MAGOEBASKLOOF, South Africa – Central banks would pursue low inflation regardless of whether they had an inflation target or not, South Africa’s central bank Governor Tito Mboweni said on Friday.
South Africa’s government is under pressure from trade union allies to scrap inflation targets that they say have led to overly tight monetary policy, hurting the poor.
The demand has raised concern among some investors worried about a shift to more leftist economic policy.
‘I have been in central banking for 11 years and I have come to the conclusion that it doesn’t really matter if you have an explicit inflation target or you don’t,’ he said at a central bank seminar in Magoebaskloof, about 300 km (190 miles) north of Johannesburg.
‘The fact of the matter is that any central bank worthy of its mandate will pursue low inflation anyway.’
Labour federation Cosatu has become increasing vocal in demands for looser fiscal and monetary policy, and unions have threatened strikes if interest rates are not cut more.
They are particularly critical of inflation targeting, which the central bank has loosely followed.
A Cosatu official said on Thursday the federation would not support Mboweni serving another term as governor, although it was unclear if this is its official position.
The Reserve Bank targets consumer inflation at between three and six per cent and raised its key repo lending rate by five percentage points in the two years until June 2008 to try tame inflation that peaked at 13,6 per cent last year.

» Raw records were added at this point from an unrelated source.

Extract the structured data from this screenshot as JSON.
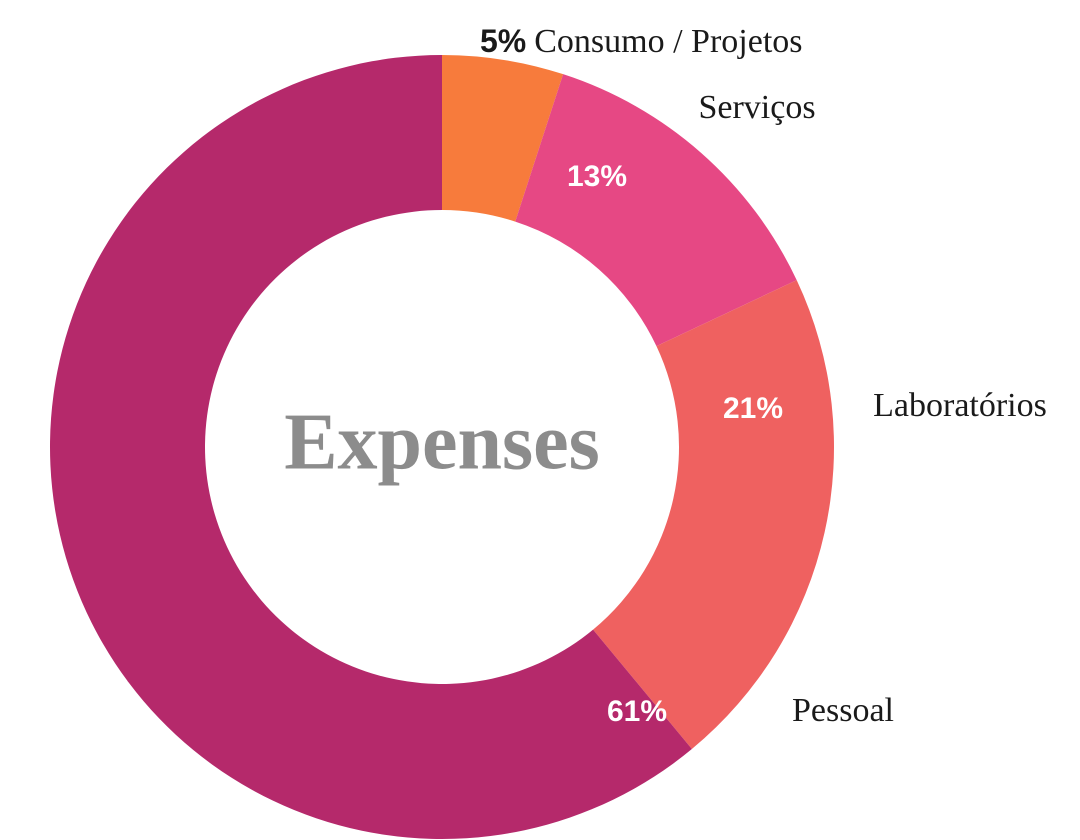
{
  "chart_data": {
    "type": "donut",
    "title": "Expenses",
    "categories": [
      "Consumo / Projetos",
      "Serviços",
      "Laboratórios",
      "Pessoal"
    ],
    "values": [
      5,
      13,
      21,
      61
    ],
    "value_labels": [
      "5%",
      "13%",
      "21%",
      "61%"
    ],
    "colors": [
      "#f77b3c",
      "#e64884",
      "#ef6160",
      "#b5296b"
    ]
  }
}
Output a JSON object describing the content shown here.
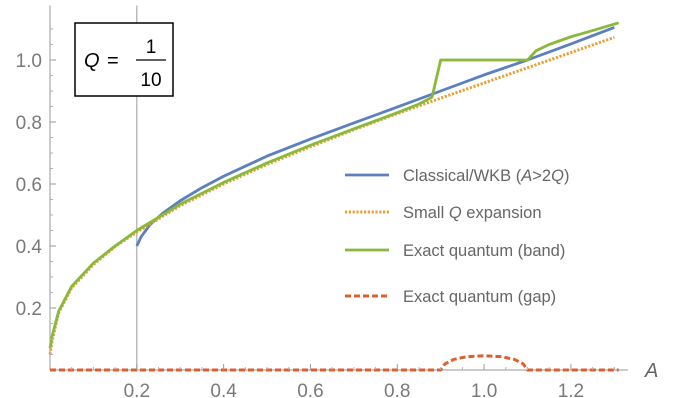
{
  "chart_data": {
    "type": "line",
    "xlabel": "A",
    "ylabel": "",
    "xlim": [
      0,
      1.32
    ],
    "ylim": [
      -0.02,
      1.15
    ],
    "x_ticks": [
      "0.2",
      "0.4",
      "0.6",
      "0.8",
      "1.0",
      "1.2"
    ],
    "y_ticks": [
      "0.2",
      "0.4",
      "0.6",
      "0.8",
      "1.0"
    ],
    "annotation": {
      "variable": "Q",
      "equals": "=",
      "numerator": "1",
      "denominator": "10"
    },
    "vertical_line_x": 0.2,
    "legend_position": "right",
    "series": [
      {
        "name": "Classical/WKB (A>2Q)",
        "name_parts": [
          "Classical/WKB (",
          "A",
          ">2",
          "Q",
          ")"
        ],
        "color": "#5b7fbf",
        "style": "solid",
        "x": [
          0.2,
          0.21,
          0.23,
          0.26,
          0.3,
          0.35,
          0.4,
          0.5,
          0.6,
          0.7,
          0.8,
          0.9,
          1.0,
          1.1,
          1.2,
          1.3
        ],
        "y": [
          0.4,
          0.43,
          0.468,
          0.506,
          0.546,
          0.588,
          0.625,
          0.69,
          0.745,
          0.797,
          0.848,
          0.9,
          0.952,
          1.0,
          1.052,
          1.105
        ]
      },
      {
        "name": "Small Q expansion",
        "name_parts": [
          "Small ",
          "Q",
          " expansion"
        ],
        "color": "#e8a13a",
        "style": "dotted",
        "x": [
          0,
          0.005,
          0.02,
          0.05,
          0.1,
          0.15,
          0.2,
          0.3,
          0.4,
          0.5,
          0.6,
          0.7,
          0.8,
          0.9,
          1.0,
          1.1,
          1.2,
          1.3
        ],
        "y": [
          0.05,
          0.095,
          0.185,
          0.265,
          0.34,
          0.398,
          0.445,
          0.53,
          0.6,
          0.663,
          0.72,
          0.775,
          0.827,
          0.877,
          0.926,
          0.975,
          1.024,
          1.073
        ]
      },
      {
        "name": "Exact quantum (band)",
        "name_parts": [
          "Exact quantum (band)"
        ],
        "color": "#8ab83a",
        "style": "solid",
        "x": [
          0,
          0.005,
          0.02,
          0.05,
          0.1,
          0.15,
          0.2,
          0.3,
          0.4,
          0.5,
          0.6,
          0.7,
          0.8,
          0.85,
          0.88,
          0.9,
          1.1,
          1.12,
          1.15,
          1.2,
          1.25,
          1.31
        ],
        "y": [
          0.07,
          0.11,
          0.19,
          0.27,
          0.345,
          0.4,
          0.45,
          0.535,
          0.605,
          0.668,
          0.725,
          0.778,
          0.83,
          0.858,
          0.88,
          1.0,
          1.0,
          1.03,
          1.05,
          1.075,
          1.095,
          1.12
        ]
      },
      {
        "name": "Exact quantum (gap)",
        "name_parts": [
          "Exact quantum (gap)"
        ],
        "color": "#dd5f30",
        "style": "dashed",
        "x": [
          0,
          0.9,
          0.91,
          0.93,
          0.96,
          1.0,
          1.04,
          1.07,
          1.09,
          1.1,
          1.31
        ],
        "y": [
          0,
          0,
          0.02,
          0.034,
          0.043,
          0.046,
          0.043,
          0.034,
          0.02,
          0,
          0
        ]
      }
    ]
  }
}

It has cut the repo by 450 basis points to 7,5 per cent since December, though, to try boost flagging economic growth despite inflation remaining outside the band.
Headline CPI stood at 8.4 percent in April.
Mboweni – whose second five year contract ends in August – said last week, after announcing the latest 100 basis point cut, that it may now be time to pause.
The economy dipped into its first recession in nearly two decades in the first quarter of this year, and job losses are on the rise, particularly in manufacturing and mining.